In EC-COI-92-30, we explained that s. 21A is rooted in the common law doctrine of incompatibility of offices. See Gaw v. Ashley, 195 Mass 173 (1907); Attorney General v. Henry, 262 Mass. 127, 132 (1928); Mastrangelo v. Board of Health of Clinton, 340 Mass. 491, 492 (1960); Starr v. Board of Health of Clinton, 356 Mass. 426 (1969). This incompatibility includes the potential danger that a board member will attempt to persuade his fellow colleagues to appoint him or otherwise engage in conduct which might give the appearance of such self-dealing activity, and the danger that, as a result of alliances formed through service together on a board, board members will be persuaded to reappoint one who, under different circumstances, they would conclude should be removed from office. See Mastrangelo, 340 Mass. at 492; See also EC-COI-80-44 (s. 21A serves to prohibit board member from attempting to persuade fellow colleagues to appoint him and any appearance of self-dealing activity). Our review of this body of common law, and the express language of s. 21A, persuades us that the Legislature has chosen to resolve the actual or perceived incompatibility of positions by prohibiting the appointment of an individual to a position under the supervision of his fellow board members. We must still consider, however, whether the policy considerations embodied in s. 21A are also implicated in the case of a reappointment.

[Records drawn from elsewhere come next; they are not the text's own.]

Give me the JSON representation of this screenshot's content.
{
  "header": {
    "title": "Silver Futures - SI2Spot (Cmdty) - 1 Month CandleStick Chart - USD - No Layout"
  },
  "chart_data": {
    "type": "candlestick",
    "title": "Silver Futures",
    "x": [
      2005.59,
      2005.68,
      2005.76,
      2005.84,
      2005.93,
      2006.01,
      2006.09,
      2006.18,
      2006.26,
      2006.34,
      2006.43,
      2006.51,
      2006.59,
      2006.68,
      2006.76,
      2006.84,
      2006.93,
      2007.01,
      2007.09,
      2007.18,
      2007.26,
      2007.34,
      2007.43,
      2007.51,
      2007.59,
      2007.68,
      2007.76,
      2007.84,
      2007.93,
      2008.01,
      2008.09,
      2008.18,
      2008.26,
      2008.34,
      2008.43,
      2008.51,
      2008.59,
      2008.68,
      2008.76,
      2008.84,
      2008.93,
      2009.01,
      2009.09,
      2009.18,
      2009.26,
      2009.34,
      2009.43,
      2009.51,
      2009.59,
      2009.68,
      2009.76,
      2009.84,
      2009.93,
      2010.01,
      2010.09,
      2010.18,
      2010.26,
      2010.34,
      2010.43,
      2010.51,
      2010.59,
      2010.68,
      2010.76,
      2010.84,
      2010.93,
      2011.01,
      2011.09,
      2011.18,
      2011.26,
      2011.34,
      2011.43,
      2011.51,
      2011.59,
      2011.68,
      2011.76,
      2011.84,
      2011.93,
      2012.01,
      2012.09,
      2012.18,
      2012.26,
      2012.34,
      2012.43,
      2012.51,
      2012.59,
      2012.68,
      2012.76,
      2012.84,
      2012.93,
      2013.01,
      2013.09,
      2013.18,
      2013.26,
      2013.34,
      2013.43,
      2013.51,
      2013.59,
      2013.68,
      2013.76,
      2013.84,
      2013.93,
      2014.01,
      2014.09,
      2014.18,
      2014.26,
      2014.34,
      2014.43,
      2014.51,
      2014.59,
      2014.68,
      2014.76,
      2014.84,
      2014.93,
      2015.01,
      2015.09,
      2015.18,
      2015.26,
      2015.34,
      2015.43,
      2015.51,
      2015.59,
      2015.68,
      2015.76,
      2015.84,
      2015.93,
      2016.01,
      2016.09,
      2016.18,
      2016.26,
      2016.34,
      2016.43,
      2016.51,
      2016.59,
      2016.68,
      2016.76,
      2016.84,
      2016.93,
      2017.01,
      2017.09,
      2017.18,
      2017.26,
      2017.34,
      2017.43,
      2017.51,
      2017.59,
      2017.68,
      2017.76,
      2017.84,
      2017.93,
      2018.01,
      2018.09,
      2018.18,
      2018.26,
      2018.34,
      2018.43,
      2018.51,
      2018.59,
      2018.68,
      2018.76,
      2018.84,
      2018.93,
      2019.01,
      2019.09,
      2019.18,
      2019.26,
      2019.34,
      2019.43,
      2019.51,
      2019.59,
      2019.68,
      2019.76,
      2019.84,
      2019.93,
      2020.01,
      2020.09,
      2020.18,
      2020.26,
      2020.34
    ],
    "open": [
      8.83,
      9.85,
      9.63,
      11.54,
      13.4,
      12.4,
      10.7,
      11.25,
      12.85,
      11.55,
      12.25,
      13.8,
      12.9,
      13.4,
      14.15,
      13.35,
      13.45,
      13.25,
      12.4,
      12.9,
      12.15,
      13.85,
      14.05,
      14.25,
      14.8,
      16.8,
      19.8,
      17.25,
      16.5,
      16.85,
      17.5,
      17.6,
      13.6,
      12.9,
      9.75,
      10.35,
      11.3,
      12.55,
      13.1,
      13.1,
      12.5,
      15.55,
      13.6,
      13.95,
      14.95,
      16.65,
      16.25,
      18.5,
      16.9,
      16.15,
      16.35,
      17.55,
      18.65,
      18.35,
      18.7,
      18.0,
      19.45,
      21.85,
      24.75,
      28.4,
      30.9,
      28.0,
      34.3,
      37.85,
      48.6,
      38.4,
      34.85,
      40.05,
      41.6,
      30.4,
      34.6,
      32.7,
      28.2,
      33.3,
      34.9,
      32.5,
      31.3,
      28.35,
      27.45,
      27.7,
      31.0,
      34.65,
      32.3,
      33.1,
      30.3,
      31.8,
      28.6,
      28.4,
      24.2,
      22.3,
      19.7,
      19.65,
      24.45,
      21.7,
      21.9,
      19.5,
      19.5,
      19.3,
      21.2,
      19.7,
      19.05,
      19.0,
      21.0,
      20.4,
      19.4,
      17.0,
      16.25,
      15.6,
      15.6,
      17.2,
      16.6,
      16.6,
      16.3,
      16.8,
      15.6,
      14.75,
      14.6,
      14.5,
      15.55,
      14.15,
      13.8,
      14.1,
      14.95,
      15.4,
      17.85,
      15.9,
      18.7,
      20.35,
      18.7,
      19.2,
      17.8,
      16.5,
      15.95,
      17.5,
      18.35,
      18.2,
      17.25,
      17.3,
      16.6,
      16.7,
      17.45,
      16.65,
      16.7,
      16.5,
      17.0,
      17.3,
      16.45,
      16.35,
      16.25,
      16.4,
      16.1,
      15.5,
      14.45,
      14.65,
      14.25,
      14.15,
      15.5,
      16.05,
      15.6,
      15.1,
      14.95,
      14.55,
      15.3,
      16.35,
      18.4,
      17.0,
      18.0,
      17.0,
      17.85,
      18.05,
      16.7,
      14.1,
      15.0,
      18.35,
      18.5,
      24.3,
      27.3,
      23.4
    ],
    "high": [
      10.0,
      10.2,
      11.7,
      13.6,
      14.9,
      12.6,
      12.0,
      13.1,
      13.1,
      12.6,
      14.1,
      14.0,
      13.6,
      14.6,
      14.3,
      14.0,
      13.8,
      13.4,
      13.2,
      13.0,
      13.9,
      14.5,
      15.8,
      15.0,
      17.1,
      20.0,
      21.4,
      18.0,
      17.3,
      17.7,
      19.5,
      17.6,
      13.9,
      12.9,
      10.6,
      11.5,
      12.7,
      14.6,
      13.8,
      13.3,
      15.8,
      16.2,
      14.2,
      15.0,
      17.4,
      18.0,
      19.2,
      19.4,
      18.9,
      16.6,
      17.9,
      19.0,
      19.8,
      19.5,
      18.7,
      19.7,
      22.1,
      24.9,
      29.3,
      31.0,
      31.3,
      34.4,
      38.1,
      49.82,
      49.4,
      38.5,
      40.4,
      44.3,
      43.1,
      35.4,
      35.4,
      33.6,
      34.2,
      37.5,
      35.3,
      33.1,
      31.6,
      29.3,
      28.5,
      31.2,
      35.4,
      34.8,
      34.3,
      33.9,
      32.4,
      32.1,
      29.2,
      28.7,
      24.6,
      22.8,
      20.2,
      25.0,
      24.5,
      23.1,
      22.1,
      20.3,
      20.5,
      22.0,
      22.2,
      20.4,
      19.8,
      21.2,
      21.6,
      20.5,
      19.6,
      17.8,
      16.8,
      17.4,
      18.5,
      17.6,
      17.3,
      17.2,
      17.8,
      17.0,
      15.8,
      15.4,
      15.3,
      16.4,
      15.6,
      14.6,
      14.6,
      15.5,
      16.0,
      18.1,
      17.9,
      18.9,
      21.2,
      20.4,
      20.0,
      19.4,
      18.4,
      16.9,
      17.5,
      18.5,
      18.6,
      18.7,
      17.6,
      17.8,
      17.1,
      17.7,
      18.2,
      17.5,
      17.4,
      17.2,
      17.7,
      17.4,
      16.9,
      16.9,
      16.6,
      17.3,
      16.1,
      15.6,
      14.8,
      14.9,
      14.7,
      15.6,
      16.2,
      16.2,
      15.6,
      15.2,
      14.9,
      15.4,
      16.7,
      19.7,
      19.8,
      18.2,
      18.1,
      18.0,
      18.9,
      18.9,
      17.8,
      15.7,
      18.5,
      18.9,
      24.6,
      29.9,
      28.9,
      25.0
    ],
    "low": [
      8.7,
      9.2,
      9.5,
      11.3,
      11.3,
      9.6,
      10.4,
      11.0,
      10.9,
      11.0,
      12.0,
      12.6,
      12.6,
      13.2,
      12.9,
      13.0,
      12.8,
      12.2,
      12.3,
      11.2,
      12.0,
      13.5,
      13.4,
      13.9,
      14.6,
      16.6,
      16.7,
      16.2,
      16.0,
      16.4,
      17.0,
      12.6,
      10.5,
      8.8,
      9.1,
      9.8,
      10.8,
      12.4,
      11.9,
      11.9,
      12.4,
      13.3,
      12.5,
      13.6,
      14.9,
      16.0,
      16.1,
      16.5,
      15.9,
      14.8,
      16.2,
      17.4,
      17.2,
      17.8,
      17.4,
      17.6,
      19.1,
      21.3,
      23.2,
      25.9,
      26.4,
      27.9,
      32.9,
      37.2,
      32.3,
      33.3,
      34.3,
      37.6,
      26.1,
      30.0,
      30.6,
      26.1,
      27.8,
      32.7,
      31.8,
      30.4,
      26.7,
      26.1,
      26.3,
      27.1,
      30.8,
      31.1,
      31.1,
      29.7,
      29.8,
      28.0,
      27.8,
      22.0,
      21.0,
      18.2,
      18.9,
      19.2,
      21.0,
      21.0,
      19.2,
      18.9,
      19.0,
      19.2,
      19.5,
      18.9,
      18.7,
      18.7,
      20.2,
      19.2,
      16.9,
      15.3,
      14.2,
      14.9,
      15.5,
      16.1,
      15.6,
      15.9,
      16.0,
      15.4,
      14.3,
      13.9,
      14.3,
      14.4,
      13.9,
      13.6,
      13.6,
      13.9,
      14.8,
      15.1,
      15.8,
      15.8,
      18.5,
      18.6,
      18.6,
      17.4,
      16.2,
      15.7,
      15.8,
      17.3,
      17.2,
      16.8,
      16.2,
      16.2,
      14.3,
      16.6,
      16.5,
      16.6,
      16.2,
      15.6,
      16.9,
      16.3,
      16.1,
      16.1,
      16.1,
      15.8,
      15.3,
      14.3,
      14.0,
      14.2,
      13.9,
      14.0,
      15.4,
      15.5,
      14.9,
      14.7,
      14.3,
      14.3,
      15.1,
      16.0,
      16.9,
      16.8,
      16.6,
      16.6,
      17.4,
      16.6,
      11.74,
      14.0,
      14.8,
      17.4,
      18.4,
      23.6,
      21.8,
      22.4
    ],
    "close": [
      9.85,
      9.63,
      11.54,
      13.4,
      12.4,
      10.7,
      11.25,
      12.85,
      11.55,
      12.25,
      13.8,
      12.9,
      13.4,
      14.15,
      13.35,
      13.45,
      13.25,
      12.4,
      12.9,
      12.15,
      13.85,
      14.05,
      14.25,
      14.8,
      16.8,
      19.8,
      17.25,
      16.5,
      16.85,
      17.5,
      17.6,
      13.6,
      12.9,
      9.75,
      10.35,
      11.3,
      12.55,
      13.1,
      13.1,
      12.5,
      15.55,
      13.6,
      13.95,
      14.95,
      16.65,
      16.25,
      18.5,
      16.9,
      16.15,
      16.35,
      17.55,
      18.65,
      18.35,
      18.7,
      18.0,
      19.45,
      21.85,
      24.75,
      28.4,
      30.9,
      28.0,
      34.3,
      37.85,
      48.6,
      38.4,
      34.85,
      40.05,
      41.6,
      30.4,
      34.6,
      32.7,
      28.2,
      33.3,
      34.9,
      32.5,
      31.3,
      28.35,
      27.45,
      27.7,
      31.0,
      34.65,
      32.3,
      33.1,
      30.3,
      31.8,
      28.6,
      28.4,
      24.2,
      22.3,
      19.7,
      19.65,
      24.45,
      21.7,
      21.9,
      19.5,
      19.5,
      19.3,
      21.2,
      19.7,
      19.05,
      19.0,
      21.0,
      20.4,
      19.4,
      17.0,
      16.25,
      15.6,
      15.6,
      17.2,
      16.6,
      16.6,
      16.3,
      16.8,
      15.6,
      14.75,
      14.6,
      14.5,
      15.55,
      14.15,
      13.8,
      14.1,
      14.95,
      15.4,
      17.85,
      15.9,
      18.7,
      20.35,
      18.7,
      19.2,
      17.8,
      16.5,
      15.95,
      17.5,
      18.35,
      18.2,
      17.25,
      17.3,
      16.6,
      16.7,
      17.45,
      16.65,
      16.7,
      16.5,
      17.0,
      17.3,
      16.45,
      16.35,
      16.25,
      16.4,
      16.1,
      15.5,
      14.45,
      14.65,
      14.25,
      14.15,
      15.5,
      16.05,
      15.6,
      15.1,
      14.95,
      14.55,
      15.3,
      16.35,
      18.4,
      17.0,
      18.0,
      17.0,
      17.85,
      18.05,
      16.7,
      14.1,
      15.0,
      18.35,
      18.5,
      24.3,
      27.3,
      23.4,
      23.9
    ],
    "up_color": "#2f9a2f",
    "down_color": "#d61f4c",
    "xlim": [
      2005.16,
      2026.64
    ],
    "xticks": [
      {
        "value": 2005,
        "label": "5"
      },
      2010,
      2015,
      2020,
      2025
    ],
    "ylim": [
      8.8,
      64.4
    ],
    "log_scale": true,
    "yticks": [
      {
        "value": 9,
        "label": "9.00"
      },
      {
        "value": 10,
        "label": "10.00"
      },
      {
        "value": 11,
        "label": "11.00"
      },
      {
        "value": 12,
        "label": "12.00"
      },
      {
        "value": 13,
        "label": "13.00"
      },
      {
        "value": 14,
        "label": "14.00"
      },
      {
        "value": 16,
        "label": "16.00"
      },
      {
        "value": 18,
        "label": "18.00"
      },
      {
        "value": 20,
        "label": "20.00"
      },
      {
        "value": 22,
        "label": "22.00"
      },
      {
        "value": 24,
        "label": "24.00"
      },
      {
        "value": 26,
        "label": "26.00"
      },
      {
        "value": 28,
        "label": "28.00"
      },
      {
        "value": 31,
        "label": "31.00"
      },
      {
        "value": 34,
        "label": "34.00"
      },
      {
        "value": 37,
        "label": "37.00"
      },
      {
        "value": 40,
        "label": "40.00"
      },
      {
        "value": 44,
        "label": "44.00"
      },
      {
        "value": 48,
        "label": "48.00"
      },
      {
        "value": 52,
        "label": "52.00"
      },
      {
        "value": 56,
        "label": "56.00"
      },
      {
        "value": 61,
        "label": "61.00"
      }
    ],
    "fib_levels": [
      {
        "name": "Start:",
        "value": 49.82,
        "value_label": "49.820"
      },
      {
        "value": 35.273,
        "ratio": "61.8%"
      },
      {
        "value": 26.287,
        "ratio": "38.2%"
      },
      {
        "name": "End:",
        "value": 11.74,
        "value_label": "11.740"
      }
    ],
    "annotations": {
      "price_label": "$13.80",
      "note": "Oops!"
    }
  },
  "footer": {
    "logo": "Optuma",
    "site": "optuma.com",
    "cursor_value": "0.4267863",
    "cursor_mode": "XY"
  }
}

We have previously examined the issue of reappointment in the context of s. 20 and the selectman's exemption. In EC-COI-82- 107, we considered whether the selectman's exemption and its prohibition against appointment to a second municipal position effectively barred an individual's reappointment to a municipal position which he held prior to becoming a selectman. Noting the statute which created this appointment bar was entitled, "[a]n act providing that a person shall not be prohibited from holding the office of selectman in a town because such person is an employee of the Town," we concluded that the appointment bar was intended to cover only new, post-elective appointments. We went on to note that the reappointment at issue in EC-COI-82-107 was not the same as an appointment to a new, post-elective position. Rather, we concluded that the reappointment was more properly regarded as an appointment to the very position which the selectman's exemption expressly permits a selectman to hold .
We decline to reach a similar result, however, with regard to our treatment of reappointment in the context of s. 21A, because s. 21A serves a substantially different purpose. In contrast to the selectman's exemption, s. 21A prohibits a board member from acting to appoint a fellow board member to a position under the supervision of the board, absent a vote of the Town meeting. We find that by erecting this appointment bar the Legislature has once again sought to address the potential for abuse whereby selectmen could acquire or continue to hold a subordinate position by virtue of their incumbency in the office of selectmen. See fn.9, above. We conclude that the application of s. 21A to the Assistant is appropriate where the potential for using the office of selectman to seek designation by her fellow board members to continue to hold the Assistant's position is present upon her "reappointment" . Therefore, if the Assistant is serving as a selectman when her current appointment as the Board's Assistant expires, she may not be reappointed by the Board as Assistant, without first receiving approval of the appointment at the annual town meeting, . or if she has resigned from her Selectman's position, she may be reappointed only after the expiration of thirty days.